Круто пришлось нашим студентам во Фрейберге у Генкеля. Барон Корф написал ему весьма определенную инструкцию: “Эти три лица в прилежании и успехах своих очень не равны между собою; в мотовстве же как бы превосходят друг друга… Вследствие этого Академия наук нашла себя вынужденною уменьшить отныне стипендию трех студентов и каждому из них, вместо прежде назначенных в год 300 рублей, выдавать на содержание только половину, то есть 150 рублей”. Письмо заканчивалось просьбою к Генкелю, “чтобы то, что должно быть израсходовано на студентов, было уплачено вами самими тем, кому следует; студентам же, кроме одного талера в месяц, назначенного им на карманные деньги и разные мелочи, не выдавать никаких денег на руки, а между тем объявить везде по городу, чтобы никто им не верил в долг, ибо если это случится, то Академия наук за подобный долг никогда не заплатит ни одного гроша…”
Сначала отношения между Генкелем и студентами были хорошие. Ломоносов усиленно занялся металлургией. Кроме того, в течение четырех месяцев он переводил и составлял различные экстракты по соляному делу для Готлиба Фридриха Вильгельма Юнкера, члена нашей Академии, приехавшего во Фрейберг для изучения соляного промысла и впоследствии состоявшего надзирателем соляных заводов в Бахмуте.

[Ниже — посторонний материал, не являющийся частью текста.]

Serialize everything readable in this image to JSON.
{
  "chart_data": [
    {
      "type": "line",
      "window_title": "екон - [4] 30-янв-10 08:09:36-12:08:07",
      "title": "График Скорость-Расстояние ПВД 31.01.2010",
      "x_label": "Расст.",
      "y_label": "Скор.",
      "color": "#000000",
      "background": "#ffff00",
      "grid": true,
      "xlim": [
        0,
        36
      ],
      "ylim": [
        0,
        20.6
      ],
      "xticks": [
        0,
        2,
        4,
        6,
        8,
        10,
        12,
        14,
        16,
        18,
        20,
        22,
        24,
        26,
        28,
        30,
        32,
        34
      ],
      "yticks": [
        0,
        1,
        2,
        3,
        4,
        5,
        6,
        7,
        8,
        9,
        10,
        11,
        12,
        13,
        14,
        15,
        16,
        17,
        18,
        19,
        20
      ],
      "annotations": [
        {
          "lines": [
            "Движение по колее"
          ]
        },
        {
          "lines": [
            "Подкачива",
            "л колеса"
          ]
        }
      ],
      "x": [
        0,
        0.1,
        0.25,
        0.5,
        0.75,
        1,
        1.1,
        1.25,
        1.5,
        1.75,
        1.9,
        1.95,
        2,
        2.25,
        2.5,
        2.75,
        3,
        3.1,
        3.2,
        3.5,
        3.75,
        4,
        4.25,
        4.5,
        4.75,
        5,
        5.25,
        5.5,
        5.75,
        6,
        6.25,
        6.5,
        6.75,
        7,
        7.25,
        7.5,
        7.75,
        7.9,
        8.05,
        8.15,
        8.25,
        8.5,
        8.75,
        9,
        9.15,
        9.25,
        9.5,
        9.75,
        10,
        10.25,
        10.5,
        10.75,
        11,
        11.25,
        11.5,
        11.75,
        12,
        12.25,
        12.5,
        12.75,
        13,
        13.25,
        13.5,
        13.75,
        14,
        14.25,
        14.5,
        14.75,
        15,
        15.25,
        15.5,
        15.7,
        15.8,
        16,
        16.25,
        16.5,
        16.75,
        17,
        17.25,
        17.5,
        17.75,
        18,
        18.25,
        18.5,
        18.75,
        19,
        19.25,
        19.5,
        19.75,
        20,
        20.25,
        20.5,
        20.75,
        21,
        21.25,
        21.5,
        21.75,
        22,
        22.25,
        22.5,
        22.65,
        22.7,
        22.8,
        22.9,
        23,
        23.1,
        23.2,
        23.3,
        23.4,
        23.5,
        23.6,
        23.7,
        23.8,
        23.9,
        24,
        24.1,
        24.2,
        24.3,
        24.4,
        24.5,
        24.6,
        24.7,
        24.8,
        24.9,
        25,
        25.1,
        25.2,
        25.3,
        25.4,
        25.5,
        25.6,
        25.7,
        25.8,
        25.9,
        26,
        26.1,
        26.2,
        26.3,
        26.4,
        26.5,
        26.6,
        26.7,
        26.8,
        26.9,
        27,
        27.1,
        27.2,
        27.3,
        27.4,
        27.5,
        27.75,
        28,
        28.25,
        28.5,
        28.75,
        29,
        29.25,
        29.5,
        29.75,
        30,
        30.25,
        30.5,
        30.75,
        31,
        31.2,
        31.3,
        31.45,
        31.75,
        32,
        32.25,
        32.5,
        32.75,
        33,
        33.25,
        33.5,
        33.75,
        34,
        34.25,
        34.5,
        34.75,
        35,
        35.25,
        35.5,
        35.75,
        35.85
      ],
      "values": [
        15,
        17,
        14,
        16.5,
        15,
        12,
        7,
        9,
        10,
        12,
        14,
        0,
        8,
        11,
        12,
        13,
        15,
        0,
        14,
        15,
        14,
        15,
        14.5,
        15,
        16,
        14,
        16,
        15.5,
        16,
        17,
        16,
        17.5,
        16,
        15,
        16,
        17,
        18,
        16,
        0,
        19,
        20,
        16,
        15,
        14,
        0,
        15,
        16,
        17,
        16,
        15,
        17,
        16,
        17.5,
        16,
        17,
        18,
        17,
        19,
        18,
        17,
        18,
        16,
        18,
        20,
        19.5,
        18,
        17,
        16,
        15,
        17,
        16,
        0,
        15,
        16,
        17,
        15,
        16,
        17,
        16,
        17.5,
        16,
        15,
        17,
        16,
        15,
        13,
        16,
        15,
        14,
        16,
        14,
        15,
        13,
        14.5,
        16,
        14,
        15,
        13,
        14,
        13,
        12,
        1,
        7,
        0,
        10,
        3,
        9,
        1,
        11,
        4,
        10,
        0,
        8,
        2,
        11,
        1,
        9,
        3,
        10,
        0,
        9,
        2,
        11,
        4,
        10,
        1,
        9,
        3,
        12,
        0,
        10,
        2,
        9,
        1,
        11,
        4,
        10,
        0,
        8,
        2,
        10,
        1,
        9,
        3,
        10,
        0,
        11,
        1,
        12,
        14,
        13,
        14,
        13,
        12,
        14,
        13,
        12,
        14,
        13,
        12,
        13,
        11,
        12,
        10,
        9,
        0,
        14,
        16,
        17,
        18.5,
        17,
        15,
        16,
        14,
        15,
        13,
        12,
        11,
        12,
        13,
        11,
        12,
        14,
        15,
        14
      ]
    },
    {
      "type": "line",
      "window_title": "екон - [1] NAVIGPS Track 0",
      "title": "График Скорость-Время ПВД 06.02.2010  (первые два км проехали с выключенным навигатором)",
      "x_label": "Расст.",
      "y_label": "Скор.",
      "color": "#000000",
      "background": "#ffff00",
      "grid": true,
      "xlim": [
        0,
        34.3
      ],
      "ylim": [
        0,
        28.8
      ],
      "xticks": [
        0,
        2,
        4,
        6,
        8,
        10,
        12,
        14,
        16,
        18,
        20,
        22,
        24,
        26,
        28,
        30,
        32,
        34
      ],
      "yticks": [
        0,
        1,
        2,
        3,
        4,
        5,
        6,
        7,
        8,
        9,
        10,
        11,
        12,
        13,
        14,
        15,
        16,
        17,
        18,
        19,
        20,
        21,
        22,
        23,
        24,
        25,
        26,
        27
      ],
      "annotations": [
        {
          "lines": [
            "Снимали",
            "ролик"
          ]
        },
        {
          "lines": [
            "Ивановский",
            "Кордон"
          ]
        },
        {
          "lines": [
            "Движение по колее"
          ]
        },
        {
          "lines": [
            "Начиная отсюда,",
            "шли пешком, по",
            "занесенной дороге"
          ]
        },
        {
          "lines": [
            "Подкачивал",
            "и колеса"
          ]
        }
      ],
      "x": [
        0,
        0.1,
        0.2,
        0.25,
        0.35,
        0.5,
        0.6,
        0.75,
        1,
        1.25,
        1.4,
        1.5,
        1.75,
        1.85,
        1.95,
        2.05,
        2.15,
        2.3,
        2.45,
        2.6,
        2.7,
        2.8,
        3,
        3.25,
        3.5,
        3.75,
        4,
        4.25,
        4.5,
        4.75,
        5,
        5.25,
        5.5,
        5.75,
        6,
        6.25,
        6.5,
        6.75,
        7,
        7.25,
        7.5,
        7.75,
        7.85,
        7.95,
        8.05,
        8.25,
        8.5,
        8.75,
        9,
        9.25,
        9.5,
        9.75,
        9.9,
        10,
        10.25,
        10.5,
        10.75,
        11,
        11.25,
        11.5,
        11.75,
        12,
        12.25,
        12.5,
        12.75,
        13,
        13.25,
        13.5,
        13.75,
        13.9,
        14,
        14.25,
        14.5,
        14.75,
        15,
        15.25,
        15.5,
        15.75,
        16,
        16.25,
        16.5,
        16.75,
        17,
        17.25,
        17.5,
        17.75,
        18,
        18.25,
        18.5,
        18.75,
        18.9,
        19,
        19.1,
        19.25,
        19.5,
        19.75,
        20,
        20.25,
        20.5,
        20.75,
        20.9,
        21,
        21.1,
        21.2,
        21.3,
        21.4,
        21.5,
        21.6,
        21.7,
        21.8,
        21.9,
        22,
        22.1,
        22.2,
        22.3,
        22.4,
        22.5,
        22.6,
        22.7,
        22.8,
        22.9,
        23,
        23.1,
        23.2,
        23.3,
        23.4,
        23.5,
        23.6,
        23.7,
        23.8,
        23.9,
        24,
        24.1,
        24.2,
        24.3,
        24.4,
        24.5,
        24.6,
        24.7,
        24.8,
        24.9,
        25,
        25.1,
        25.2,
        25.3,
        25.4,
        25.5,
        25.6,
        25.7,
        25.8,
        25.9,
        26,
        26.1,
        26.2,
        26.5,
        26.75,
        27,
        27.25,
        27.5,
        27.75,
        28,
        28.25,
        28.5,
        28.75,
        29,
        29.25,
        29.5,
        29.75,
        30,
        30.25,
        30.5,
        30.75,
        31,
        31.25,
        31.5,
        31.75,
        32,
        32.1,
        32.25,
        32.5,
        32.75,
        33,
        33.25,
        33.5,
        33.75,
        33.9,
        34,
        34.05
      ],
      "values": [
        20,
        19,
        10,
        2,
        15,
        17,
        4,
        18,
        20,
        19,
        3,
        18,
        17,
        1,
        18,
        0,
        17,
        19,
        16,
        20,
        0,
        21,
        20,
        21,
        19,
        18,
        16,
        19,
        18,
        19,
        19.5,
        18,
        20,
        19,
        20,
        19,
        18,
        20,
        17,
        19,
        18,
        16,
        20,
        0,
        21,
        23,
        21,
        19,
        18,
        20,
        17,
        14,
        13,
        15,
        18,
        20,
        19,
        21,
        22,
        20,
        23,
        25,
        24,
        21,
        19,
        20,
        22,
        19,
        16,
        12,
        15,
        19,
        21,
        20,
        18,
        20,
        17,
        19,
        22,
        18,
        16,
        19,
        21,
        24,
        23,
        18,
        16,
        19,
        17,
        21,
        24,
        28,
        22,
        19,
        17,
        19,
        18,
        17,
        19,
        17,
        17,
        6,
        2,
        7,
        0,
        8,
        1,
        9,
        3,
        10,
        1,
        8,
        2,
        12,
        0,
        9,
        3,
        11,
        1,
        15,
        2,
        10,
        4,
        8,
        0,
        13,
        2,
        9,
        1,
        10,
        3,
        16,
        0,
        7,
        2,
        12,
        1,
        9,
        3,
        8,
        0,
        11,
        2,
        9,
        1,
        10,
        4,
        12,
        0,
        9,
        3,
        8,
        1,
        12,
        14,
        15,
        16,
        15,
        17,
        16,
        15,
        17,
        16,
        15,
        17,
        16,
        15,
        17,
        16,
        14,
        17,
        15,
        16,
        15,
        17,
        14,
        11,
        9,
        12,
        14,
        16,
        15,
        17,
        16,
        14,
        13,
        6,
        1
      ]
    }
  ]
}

Тогда же Ломоносов сочинил оду по случаю взятия русскими войсками турецкой крепости Хотин. В этой оде заметно подражание немецкому поэту Гюнтеру, а отчасти и Буало. Она написана ямбами, размером, до того времени небывалым в русских стихотворениях, и по языку стоит много выше последних. Ломоносов, посылая свое произведение в Академию наук, приложил к нему большое письмо, в котором рассказывает, как он начал писать стихи тоническим размером, и приводит образчики своих опытов. Между прочим он пишет: “Я не могу довольно о том нарадоваться, что российский наш язык не токмо бодростию и героическим звоном греческому, латинскому и немецкому не уступает, но и подобную оным, а себе купно природную и свойственную версификацию иметь может”, и затем он пускается в описание красот различных размеров.
С начала 1740 года отношения между Генкелем и Ломоносовым начинают портиться и скоро доходят до полного разрыва.

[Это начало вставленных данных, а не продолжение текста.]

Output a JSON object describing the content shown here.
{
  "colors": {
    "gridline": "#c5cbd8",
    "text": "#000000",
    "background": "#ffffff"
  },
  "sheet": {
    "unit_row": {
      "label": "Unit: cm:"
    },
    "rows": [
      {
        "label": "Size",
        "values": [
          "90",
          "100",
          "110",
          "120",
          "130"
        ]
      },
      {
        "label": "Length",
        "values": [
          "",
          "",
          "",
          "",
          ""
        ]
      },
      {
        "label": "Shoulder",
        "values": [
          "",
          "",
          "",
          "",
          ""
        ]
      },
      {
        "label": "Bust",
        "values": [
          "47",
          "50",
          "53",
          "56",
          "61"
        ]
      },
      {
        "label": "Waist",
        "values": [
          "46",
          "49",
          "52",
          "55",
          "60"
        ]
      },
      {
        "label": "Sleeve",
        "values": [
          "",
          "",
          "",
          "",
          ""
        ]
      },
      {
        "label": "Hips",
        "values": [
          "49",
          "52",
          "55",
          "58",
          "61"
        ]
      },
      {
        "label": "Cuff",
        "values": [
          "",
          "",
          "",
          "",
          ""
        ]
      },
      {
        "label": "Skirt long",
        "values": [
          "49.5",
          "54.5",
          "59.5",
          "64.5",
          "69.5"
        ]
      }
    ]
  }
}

Генкель сам видел, что его “ученикам нет никакой возможности изворачиваться двумястами рейхсталеров в год”, – двумястами, так как ему удалось уже выхлопотать студентам прибавку в 50 талеров. Но аккуратный берграт [4]строго держался указаний, полученных им от Академии наук, и на просьбы Ломоносова дать ему денег отвечал решительным отказом. Это и повело к ссоре, закончившейся тем, что Михаил Васильевич, никого не спросясь, покинул Фрейберг.
И Генкель, и Ломоносов в письмах своих в Академию, к Шумахеру, не пожалели красок, представляя друг друга в самом непривлекательном виде. Первый распространялся о пьянстве, буйстве, драках, неприличной брани второго и даже о “подозрительной переписке” с какой-то марбургской девушкой. Второй изобразил первого злым, алчным, хитрым, завистливым и даже малосведущим… “Сего господина могут почитать идолом только те, которые коротко его не знают. Я же не хотел бы променять на него свои хотя и малые, но основательные знания и не вижу причины, почему мне его почитать своею путеводною звездою и единственным своим спасением. Самые обыкновенные процессы, о которых почти во всех химических книжках говорится, он держит в секрете и сообщает их неохотно…”, и так далее.

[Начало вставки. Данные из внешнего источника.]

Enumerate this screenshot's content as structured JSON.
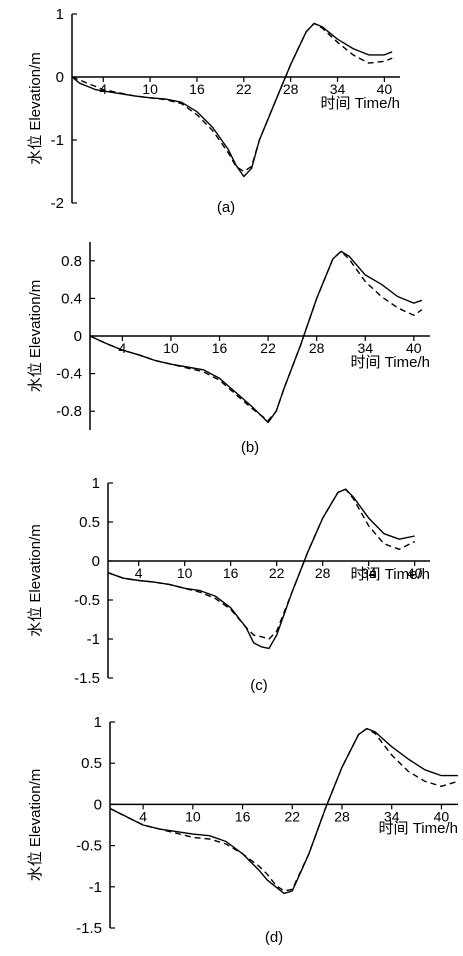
{
  "figure": {
    "y_axis_label": "水位 Elevation/m",
    "x_axis_label": "时间 Time/h",
    "colors": {
      "ink": "#000000",
      "background": "#ffffff"
    }
  },
  "chart_data": [
    {
      "type": "line",
      "panel_label": "(a)",
      "xlabel": "时间 Time/h",
      "ylabel": "水位 Elevation/m",
      "xlim": [
        0,
        42
      ],
      "ylim": [
        -2,
        1
      ],
      "x_ticks": [
        4,
        10,
        16,
        22,
        28,
        34,
        40
      ],
      "y_ticks": [
        -2,
        -1,
        0,
        1
      ],
      "y_tick_labels": [
        "-2",
        "-1",
        "0",
        "1"
      ],
      "x_tick_labels_side": "below",
      "series": [
        {
          "style": "solid",
          "x": [
            0,
            1,
            2,
            3,
            4,
            6,
            8,
            10,
            12,
            14,
            16,
            18,
            20,
            21,
            22,
            23,
            24,
            26,
            28,
            30,
            31,
            32,
            34,
            36,
            38,
            40,
            41
          ],
          "y": [
            0,
            -0.1,
            -0.15,
            -0.2,
            -0.22,
            -0.26,
            -0.3,
            -0.33,
            -0.35,
            -0.4,
            -0.55,
            -0.8,
            -1.15,
            -1.4,
            -1.58,
            -1.45,
            -1.0,
            -0.4,
            0.2,
            0.72,
            0.85,
            0.8,
            0.6,
            0.45,
            0.35,
            0.35,
            0.4
          ]
        },
        {
          "style": "dashed",
          "x": [
            0,
            1,
            2,
            3,
            4,
            6,
            8,
            10,
            12,
            14,
            16,
            18,
            20,
            21,
            22,
            23,
            24,
            26,
            28,
            30,
            31,
            32,
            34,
            36,
            38,
            40,
            41
          ],
          "y": [
            0,
            -0.05,
            -0.1,
            -0.15,
            -0.2,
            -0.25,
            -0.3,
            -0.33,
            -0.36,
            -0.42,
            -0.6,
            -0.85,
            -1.2,
            -1.42,
            -1.5,
            -1.42,
            -1.0,
            -0.4,
            0.2,
            0.72,
            0.85,
            0.78,
            0.55,
            0.35,
            0.22,
            0.25,
            0.3
          ]
        }
      ]
    },
    {
      "type": "line",
      "panel_label": "(b)",
      "xlabel": "时间 Time/h",
      "ylabel": "水位 Elevation/m",
      "xlim": [
        0,
        42
      ],
      "ylim": [
        -1,
        1
      ],
      "x_ticks": [
        4,
        10,
        16,
        22,
        28,
        34,
        40
      ],
      "y_ticks": [
        -0.8,
        -0.4,
        0,
        0.4,
        0.8
      ],
      "y_tick_labels": [
        "-0.8",
        "-0.4",
        "0",
        "0.4",
        "0.8"
      ],
      "x_tick_labels_side": "below",
      "series": [
        {
          "style": "solid",
          "x": [
            0,
            2,
            4,
            6,
            8,
            10,
            12,
            14,
            16,
            18,
            20,
            22,
            23,
            24,
            26,
            28,
            30,
            31,
            32,
            34,
            36,
            38,
            40,
            41
          ],
          "y": [
            0,
            -0.08,
            -0.15,
            -0.2,
            -0.26,
            -0.3,
            -0.33,
            -0.36,
            -0.45,
            -0.6,
            -0.75,
            -0.92,
            -0.8,
            -0.55,
            -0.1,
            0.4,
            0.82,
            0.9,
            0.85,
            0.65,
            0.55,
            0.42,
            0.35,
            0.38
          ]
        },
        {
          "style": "dashed",
          "x": [
            0,
            2,
            4,
            6,
            8,
            10,
            12,
            14,
            16,
            18,
            20,
            22,
            23,
            24,
            26,
            28,
            30,
            31,
            32,
            34,
            36,
            38,
            40,
            41
          ],
          "y": [
            0,
            -0.08,
            -0.15,
            -0.2,
            -0.26,
            -0.3,
            -0.34,
            -0.38,
            -0.47,
            -0.62,
            -0.77,
            -0.9,
            -0.8,
            -0.55,
            -0.1,
            0.4,
            0.82,
            0.9,
            0.82,
            0.58,
            0.42,
            0.3,
            0.22,
            0.28
          ]
        }
      ]
    },
    {
      "type": "line",
      "panel_label": "(c)",
      "xlabel": "时间 Time/h",
      "ylabel": "水位 Elevation/m",
      "xlim": [
        0,
        42
      ],
      "ylim": [
        -1.5,
        1
      ],
      "x_ticks": [
        4,
        10,
        16,
        22,
        28,
        34,
        40
      ],
      "y_ticks": [
        -1.5,
        -1,
        -0.5,
        0,
        0.5,
        1
      ],
      "y_tick_labels": [
        "-1.5",
        "-1",
        "-0.5",
        "0",
        "0.5",
        "1"
      ],
      "x_tick_labels_side": "below",
      "series": [
        {
          "style": "solid",
          "x": [
            0,
            2,
            4,
            6,
            8,
            10,
            12,
            14,
            16,
            18,
            19,
            20,
            21,
            22,
            24,
            26,
            28,
            30,
            31,
            32,
            34,
            36,
            38,
            40
          ],
          "y": [
            -0.15,
            -0.22,
            -0.25,
            -0.27,
            -0.3,
            -0.35,
            -0.38,
            -0.45,
            -0.6,
            -0.85,
            -1.05,
            -1.1,
            -1.12,
            -0.95,
            -0.4,
            0.1,
            0.55,
            0.88,
            0.92,
            0.82,
            0.55,
            0.35,
            0.28,
            0.32
          ]
        },
        {
          "style": "dashed",
          "x": [
            0,
            2,
            4,
            6,
            8,
            10,
            12,
            14,
            16,
            18,
            19,
            20,
            21,
            22,
            24,
            26,
            28,
            30,
            31,
            32,
            34,
            36,
            38,
            40
          ],
          "y": [
            -0.15,
            -0.22,
            -0.25,
            -0.27,
            -0.3,
            -0.35,
            -0.4,
            -0.48,
            -0.62,
            -0.85,
            -0.95,
            -0.97,
            -1.0,
            -0.9,
            -0.4,
            0.1,
            0.55,
            0.88,
            0.92,
            0.8,
            0.45,
            0.22,
            0.15,
            0.25
          ]
        }
      ]
    },
    {
      "type": "line",
      "panel_label": "(d)",
      "xlabel": "时间 Time/h",
      "ylabel": "水位 Elevation/m",
      "xlim": [
        0,
        42
      ],
      "ylim": [
        -1.5,
        1
      ],
      "x_ticks": [
        4,
        10,
        16,
        22,
        28,
        34,
        40
      ],
      "y_ticks": [
        -1.5,
        -1,
        -0.5,
        0,
        0.5,
        1
      ],
      "y_tick_labels": [
        "-1.5",
        "-1",
        "-0.5",
        "0",
        "0.5",
        "1"
      ],
      "x_tick_labels_side": "below",
      "series": [
        {
          "style": "solid",
          "x": [
            0,
            2,
            4,
            6,
            8,
            10,
            12,
            14,
            16,
            18,
            19,
            20,
            21,
            22,
            24,
            26,
            28,
            30,
            31,
            32,
            34,
            36,
            38,
            40,
            42
          ],
          "y": [
            -0.05,
            -0.15,
            -0.25,
            -0.3,
            -0.33,
            -0.36,
            -0.38,
            -0.45,
            -0.6,
            -0.8,
            -0.92,
            -1.0,
            -1.08,
            -1.05,
            -0.6,
            -0.05,
            0.45,
            0.85,
            0.92,
            0.88,
            0.7,
            0.55,
            0.42,
            0.35,
            0.35
          ]
        },
        {
          "style": "dashed",
          "x": [
            0,
            2,
            4,
            6,
            8,
            10,
            12,
            14,
            16,
            18,
            19,
            20,
            21,
            22,
            24,
            26,
            28,
            30,
            31,
            32,
            34,
            36,
            38,
            40,
            42
          ],
          "y": [
            -0.05,
            -0.15,
            -0.25,
            -0.3,
            -0.35,
            -0.4,
            -0.42,
            -0.48,
            -0.6,
            -0.75,
            -0.85,
            -0.98,
            -1.05,
            -1.03,
            -0.6,
            -0.05,
            0.45,
            0.85,
            0.92,
            0.86,
            0.6,
            0.4,
            0.28,
            0.22,
            0.28
          ]
        }
      ]
    }
  ]
}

Из Фрейберга он отправился в Лейпциг, где надеялся встретить русского посланника барона Кейзерлинга. Но дипломат выехал уже из Лейпцига в Кассель. Ломоносов отправился туда же, но и тут ему не удалось застать нашего посланника. Волей-неволей пришлось возвратиться в Марбург, где у него были друзья, на помощь которых он рассчитывал. Здесь с ним произошло событие, о котором он потом молчал целых два года. В марбургской реформатской церкви сохранилась следующая запись в церковной книге: “6 июня 1740 года обвенчаны Михаил Ломоносов, кандидат медицины, сын архангельского торговца Василия Ломоносова, и Елизавета Христина Цильх, дочь умершего члена городской думы и церковного старосты Генриха Цильха”.